From Dust
From dust is a god-game that places you in control of god, who is a glowing worm that can gather up balls of lava, sand, water and the occasional explosive tree and shift them around the world to allow a bunch of aboriginals to activate more powers for your divine worminess to allow you to set the tribals on fire and basically make their lives hell for giving you such divine power. Yes, WTF indeed. You might be thinking from that description that whoever made this game was a few cuckoos short of a clock, and you'd probably be right.

The game was designed by a french game studio, leading me to believe that being able to win wars is what keeps most other countries sane. It's been touted as the spiritual successor to the British-made Populous, by Peter Moleneux, which by default makes you wonder whether or not the french mental healthcare system is allowing a few dangerous crazies to wonder their streets than you could technically call 'safe'. That being said, the game itself is quite fun to play.
The 3 trees in the game allow you to either evaporate streams/roast humans , prevent forest fires/drown humans and explode volcanoes/humans. So basically the choice of whether or not to be benevolent is up to you when it comes to trees. The single player game relies heavily on these plants but its unlikely that you will use them in the sandbox unless you want to see just how big an explosion you can make using the explosive variety.

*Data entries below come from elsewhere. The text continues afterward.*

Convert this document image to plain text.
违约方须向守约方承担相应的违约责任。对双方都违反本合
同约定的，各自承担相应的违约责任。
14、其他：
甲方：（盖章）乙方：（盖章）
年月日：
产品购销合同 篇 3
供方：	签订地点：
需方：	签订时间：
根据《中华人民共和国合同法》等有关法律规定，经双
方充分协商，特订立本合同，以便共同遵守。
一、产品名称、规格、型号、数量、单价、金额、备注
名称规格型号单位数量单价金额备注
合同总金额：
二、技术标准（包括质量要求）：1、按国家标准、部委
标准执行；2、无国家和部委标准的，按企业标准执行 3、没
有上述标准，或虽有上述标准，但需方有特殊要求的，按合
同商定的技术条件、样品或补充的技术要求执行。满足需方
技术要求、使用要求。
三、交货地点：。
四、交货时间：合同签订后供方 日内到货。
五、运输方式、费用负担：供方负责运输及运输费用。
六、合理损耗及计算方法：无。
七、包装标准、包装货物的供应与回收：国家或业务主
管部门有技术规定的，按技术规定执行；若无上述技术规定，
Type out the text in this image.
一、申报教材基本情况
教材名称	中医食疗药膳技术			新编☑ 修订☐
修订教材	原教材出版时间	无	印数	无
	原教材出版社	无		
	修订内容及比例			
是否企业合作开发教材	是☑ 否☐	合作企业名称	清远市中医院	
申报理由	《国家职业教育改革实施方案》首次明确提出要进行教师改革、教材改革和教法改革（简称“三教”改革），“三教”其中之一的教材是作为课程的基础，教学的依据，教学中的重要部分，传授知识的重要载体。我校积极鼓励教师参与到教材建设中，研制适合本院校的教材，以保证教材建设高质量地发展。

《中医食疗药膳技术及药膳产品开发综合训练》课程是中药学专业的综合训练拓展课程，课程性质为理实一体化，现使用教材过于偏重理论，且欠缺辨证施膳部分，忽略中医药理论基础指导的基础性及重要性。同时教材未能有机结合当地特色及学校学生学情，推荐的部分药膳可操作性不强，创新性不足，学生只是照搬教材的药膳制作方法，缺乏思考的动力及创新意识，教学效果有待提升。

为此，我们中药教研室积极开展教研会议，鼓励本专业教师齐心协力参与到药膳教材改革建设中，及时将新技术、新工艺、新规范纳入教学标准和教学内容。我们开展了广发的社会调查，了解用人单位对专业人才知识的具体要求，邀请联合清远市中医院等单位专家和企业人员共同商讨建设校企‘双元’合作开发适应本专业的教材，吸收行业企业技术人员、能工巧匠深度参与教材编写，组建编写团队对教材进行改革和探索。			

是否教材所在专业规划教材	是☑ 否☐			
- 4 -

It basically tasks your divine worm with showing those posers back on dune just what being a giant worm is all about. You lead a group of suicidal humans to conquer and populate areas of land that would normally not be tackled by anyone possessing less backbone than a brontosaurus. Initially you are given a few meager powers, like picking up some sand from one spot and putting it in another spot, then the same with water and then the same with lava. You are also given a few useful spells such as the ability to turn the surrounding water to jelly, summon infinite dirt, put out fires and a few other means of keeping your human followers out of the way of fire, lava and floods. By choosing me the humans were obviously the kind that like to play Russian roulette with only 1 chamber empty. Well since they insisted that I was the only one that could save them from the volcano they wanted to go and live under in exchange for the ability to throw lava around willy-nilly I obliged them.
The single player campaign was a good bit of fun for the 5 or so hours that it lasted, you basically just try to keep your little masked minions from becoming a neolithic Japanese-Iceland, mainly by finding ways of diverting rivers or lava flows. Its quite fun and you can make some rather pretty terrain but all in all its not exactly the most amazing thing I've ever played. Its a volcano sandbox, a limited one. You are only really capable of doing 3 or 4 different things, so basically it is no better than universe sandbox, apart from it being quite good looking. Now for a game that is betting its entire appeal on being attractive, this game falls flat on it face. Its a port, it does not even allow you to fiddle with any of its graphics, so its assuming you're okay with it only being moderately pretty, so its basically telling the PC crowd, yes, you have superior hardware, but I’m not going to have anything to do with it, because if the guys in the other crowd over there find out I’m nicer on you they'll get all upset. The space in which you can operate is VERY limited.
The procedural technology in the game is what is most impressive and when I think about how good thing game COULD have been I wonder why the guys making it did not try to take it to the next level. The multi-leveled / flexible texturing stops you from seeing any texture errors no matter how the terrain is shaped. This kind of game technology is capable of standing up on its own as we have seen from the sales of this game so far, but if you were to get Lion-head, Maxis and the studio behind from dust to take their collective ideas for their similar games and shove them all together you will come up with a truly great game. From dust is good, Spore creature Creator was good (I’m ignoring the rest of that train-smash for now), and populous was great and Genewars had a lot of (completely squandered) potential. You add all these together in a single AAA game and you have the makings of greatness. As for from dust its quite fun, its reasonably priced, but it needs more, it needs to be on a planetary scale, with multiplayer and resourcing of some sort. If you can figure out a way to add the amazing procedural technology of this game to the technologies of others you will make something truly worthwhile.
The challenge mode pits your will versus the mental retardation of the villager AI in challenges such as preventing a village from being burned, because its your responsibility to look after people living on a volcano, the challenges are not really that challenging as you are mostly not in control of the people you are trying to save and simply have to compensate for their foot in mouth thinking and procedural path-finding, that finds straight lines to be somewhat of a conundrum.
So by all means, go out, buy the game, play around in it and see what I mean about it not being nearly as good as it could have been. Its a start. Its a damned good start it just needs more Maxis and Lion-head.
Tl:dr Safe, inexpensive fun for the Lava enthusiast. PC version is a bit half arsed and could have been better.